BETWEEN 2004 and 2015, the percentage of people with a human immunodeficiency virus (HIV) infection who started antiretroviral therapy (ART) within 6 months of diagnosis skyrocketed from 17% to 53%, with yet-to-be published data suggesting that number has further climbed to over 90% since 2015.
“It’s a profound change in clinical culture,” says Professor Basil Donovan, Head of the Sexual Health Program at UNSW’s Kirby Institute.
Professor Donovan is a co-author of research, published by the MJA, which documented the 17% to 53% shift in the proportion of patients attending major Australian sexual health clinics. The authors found that a total of 917 people were diagnosed with HIV between January 2004 and June 2015, 92% of whom were men. The median CD4+ (white blood cell) count at diagnosis was 510 cells/μL.
“By the early 2000s, we were still dealing with the first and second generation of ART drugs, and they were pretty awful drugs – toxic,” Professor Donovan says in an exclusive InSIght+ podcast. “They would rot the peripheral nerves. A lot of us are still managing patients that were damaged as a result of those early medications.
“But they had to have them because without them, they would have died. It left the treating doctors pretty wary of basically poisoning their patients.”
As a result, until late 2007, ART was not recommended until the CD4+ cell count fell below 200 cells/μL.
“This threshold was raised when concerns about the toxicity of treatment eased, supported by large cohort studies that found clinical outcomes were improved when treatment commenced earlier,” Professor Donovan and his co-authors wrote in the MJA.
“Three big things happened over that period from 2004 to 2015,” Professor Donovan tells InSight+. “One was the drugs got better – a lot better. They were easier to take, mostly just one pill, once a day, minimal side effects.”
Then, in 2011, a huge breakthrough came. Cohen and colleagues published a study showing that “there was a relative reduction of 96% in the number of linked HIV-1 transmissions resulting from the early initiation of [ART], as compared with delayed therapy”.
In other words, says Professor Donovan, “he showed that if you were on treatment and you had expressed viral load, you didn’t seem to infect your sexual partner anymore”.
“Then as clinicians, we were sitting there going, ‘whoa, hang on, treating these people isn’t just an individual health issue, it’s a public health issue’.
“We still didn’t rush into treating straight [after diagnosis],” Professor Donovan says. “We didn’t want to pressure our patients into treatment in order to protect their partners.”

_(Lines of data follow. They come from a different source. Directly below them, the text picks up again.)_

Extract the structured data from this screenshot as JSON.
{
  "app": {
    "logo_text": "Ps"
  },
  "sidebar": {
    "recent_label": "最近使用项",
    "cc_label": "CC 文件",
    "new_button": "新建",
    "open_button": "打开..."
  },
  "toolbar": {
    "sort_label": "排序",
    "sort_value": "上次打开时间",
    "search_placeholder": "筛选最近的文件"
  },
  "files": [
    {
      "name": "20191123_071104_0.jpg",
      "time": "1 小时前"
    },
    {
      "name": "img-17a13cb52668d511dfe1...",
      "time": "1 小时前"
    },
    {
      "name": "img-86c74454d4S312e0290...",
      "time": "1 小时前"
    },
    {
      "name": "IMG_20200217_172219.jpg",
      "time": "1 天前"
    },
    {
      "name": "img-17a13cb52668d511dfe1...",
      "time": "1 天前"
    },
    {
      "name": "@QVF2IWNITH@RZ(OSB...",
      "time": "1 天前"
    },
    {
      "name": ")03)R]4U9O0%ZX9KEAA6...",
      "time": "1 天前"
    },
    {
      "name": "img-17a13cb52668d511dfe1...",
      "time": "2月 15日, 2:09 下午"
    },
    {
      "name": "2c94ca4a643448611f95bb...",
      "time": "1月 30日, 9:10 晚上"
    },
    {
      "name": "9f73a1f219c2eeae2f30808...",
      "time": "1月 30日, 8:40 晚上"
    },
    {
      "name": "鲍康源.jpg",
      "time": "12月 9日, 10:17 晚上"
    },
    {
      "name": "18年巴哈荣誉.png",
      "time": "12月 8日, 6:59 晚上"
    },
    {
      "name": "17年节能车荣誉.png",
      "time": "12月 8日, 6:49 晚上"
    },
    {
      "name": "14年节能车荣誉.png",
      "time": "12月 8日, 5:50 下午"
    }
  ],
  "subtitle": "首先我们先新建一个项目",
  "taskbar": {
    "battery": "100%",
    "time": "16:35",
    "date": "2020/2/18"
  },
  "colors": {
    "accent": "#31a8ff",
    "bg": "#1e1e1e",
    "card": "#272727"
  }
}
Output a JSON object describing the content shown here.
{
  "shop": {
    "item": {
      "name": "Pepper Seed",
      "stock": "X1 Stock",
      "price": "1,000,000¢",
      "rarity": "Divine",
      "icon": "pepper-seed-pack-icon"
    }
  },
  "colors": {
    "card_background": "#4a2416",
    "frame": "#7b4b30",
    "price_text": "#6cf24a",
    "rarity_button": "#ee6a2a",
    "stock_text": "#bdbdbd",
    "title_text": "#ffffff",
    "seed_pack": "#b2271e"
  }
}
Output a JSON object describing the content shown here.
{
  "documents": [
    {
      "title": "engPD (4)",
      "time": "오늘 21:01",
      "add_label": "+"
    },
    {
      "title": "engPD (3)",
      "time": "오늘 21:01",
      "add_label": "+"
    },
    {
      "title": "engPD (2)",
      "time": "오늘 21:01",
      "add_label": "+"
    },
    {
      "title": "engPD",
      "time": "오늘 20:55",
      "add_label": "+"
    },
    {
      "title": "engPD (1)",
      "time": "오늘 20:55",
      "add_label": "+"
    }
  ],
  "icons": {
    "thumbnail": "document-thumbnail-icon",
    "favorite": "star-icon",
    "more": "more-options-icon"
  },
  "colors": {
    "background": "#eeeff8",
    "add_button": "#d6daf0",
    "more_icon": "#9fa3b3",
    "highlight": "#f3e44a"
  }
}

Another game-changer came in 2015, with the START Study.
“That showed that if you were [taking] HIV medications, your all-cause mortality was halved – not just from HIV-related conditions [but also from] general cancers, heart disease and others,” says Professor Donovan.

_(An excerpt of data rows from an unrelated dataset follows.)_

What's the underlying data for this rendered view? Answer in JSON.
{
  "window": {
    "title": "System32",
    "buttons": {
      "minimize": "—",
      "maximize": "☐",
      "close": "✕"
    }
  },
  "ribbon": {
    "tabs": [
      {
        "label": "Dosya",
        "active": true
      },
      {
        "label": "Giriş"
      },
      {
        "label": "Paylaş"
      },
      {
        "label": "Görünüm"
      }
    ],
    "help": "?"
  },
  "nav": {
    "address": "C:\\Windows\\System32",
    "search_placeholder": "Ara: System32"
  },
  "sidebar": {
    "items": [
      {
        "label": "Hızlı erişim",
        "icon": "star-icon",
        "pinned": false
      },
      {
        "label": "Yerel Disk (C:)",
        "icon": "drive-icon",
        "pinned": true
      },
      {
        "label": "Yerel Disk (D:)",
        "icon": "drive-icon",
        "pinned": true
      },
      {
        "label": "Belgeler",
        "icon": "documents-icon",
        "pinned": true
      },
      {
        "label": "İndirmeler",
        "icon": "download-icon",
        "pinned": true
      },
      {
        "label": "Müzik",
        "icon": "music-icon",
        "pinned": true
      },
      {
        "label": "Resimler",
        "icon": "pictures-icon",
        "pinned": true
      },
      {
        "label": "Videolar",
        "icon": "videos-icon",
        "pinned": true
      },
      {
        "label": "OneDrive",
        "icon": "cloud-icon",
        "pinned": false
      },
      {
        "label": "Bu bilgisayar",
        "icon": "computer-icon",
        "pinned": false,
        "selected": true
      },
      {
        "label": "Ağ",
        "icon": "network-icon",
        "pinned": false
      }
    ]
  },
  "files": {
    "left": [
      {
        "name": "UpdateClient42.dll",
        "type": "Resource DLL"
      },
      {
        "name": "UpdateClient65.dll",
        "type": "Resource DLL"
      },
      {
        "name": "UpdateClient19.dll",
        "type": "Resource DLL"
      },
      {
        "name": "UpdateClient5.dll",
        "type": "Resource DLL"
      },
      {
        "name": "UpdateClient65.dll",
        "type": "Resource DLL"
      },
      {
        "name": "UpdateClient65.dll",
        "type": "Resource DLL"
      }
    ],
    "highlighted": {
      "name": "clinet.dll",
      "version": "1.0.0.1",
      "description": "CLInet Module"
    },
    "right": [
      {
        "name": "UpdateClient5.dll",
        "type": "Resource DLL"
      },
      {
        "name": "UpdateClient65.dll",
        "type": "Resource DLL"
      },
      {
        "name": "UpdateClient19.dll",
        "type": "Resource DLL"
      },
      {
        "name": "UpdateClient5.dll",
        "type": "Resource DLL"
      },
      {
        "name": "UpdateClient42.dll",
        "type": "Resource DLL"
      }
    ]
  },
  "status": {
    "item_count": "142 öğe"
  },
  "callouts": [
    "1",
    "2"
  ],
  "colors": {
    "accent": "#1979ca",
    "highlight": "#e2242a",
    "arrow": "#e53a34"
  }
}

“That swung us. Now the guidelines say, just treat everybody.”
To meet the United Nations’ goal of eliminating the AIDS epidemic by 2030, many countries are aiming for the “‘90–90–90’ treatment target: 90% of people living with HIV should know their status, 90% of people diagnosed with HIV infection should receive treatment, and 90% of treated people should achieve virological suppression,” according to Donovan and colleagues in the MJA.

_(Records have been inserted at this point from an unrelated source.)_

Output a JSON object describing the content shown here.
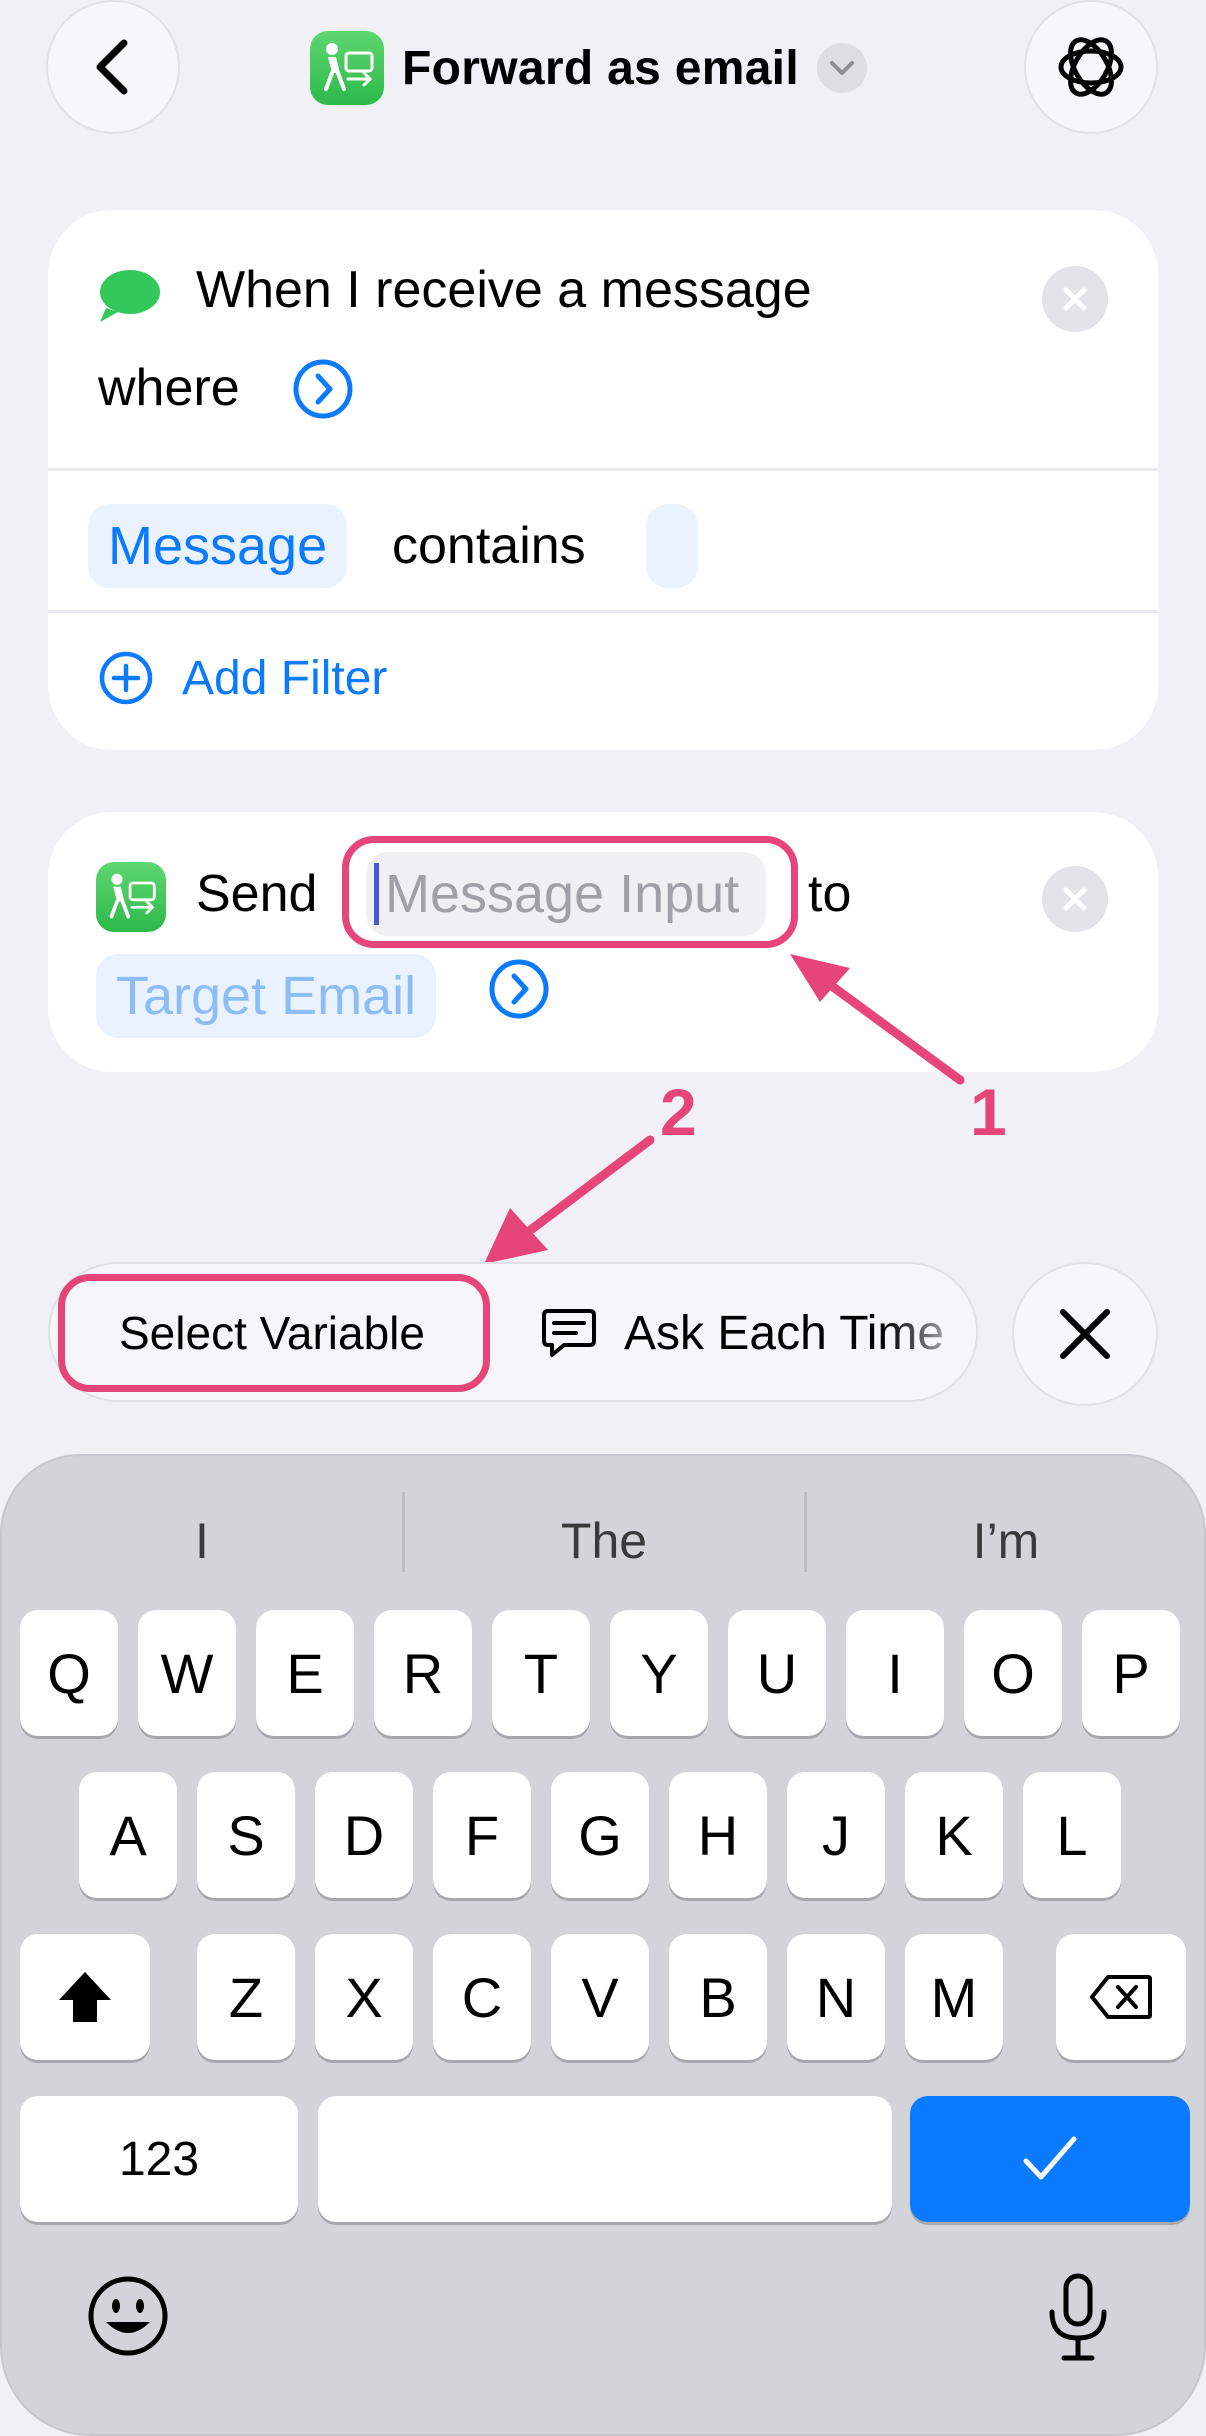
{
  "header": {
    "title": "Forward as email",
    "back_icon": "chevron-left-icon",
    "settings_icon": "flower-settings-icon",
    "app_icon": "sms-forward-app-icon"
  },
  "trigger_card": {
    "line1": "When I receive a message",
    "line2": "where",
    "filter_token": "Message",
    "filter_operator": "contains",
    "add_filter_label": "Add Filter"
  },
  "action_card": {
    "send_label": "Send",
    "message_input_placeholder": "Message Input",
    "to_label": "to",
    "target_token": "Target Email"
  },
  "annotations": {
    "num1": "1",
    "num2": "2"
  },
  "suggestions": {
    "select_variable": "Select Variable",
    "ask_each_time": "Ask Each Time"
  },
  "keyboard": {
    "predictions": [
      "I",
      "The",
      "I’m"
    ],
    "row1": [
      "Q",
      "W",
      "E",
      "R",
      "T",
      "Y",
      "U",
      "I",
      "O",
      "P"
    ],
    "row2": [
      "A",
      "S",
      "D",
      "F",
      "G",
      "H",
      "J",
      "K",
      "L"
    ],
    "row3": [
      "Z",
      "X",
      "C",
      "V",
      "B",
      "N",
      "M"
    ],
    "numbers_key": "123"
  },
  "colors": {
    "accent_blue": "#0A7AFF",
    "annotation_pink": "#E6457A",
    "message_green": "#34C759"
  }
}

“In Australia, we’re well over 90 on the first 90. We’re about 95% on the second 90. And about 98% on the third 90,” Professor Donovan says.
A vaccine is no closer, and now is the time to return to the research laboratory, he says. There are still hot spots; Indigenous Australians, for example, are infected at twice the rate of the non-Indigenous population, and young patients are hard to keep compliant with medication.
“Young people don’t like being told, ‘look here’s a medication you’re going to have to take for the rest of your life’,” says Professor Donovan. “If it’s a middle-aged urban person, they’ll go, ‘okay’. But if you’re a teenager or in your early 20s, it’s quite something to absorb.
“We’ve had to go back to the lab and try to get the basic science better, work out exactly how this thing ticks, where the virus is vulnerable and hopefully vulnerable in a durable sort of way.
“The next move will be towards long-acting antivirals that might last a month or 3 months, or even longer.”
Could he have ever envisioned that in the heat of the mid-1980s and early 1990s when things were dire?
“I’m just pleased to have lived long enough to see it.”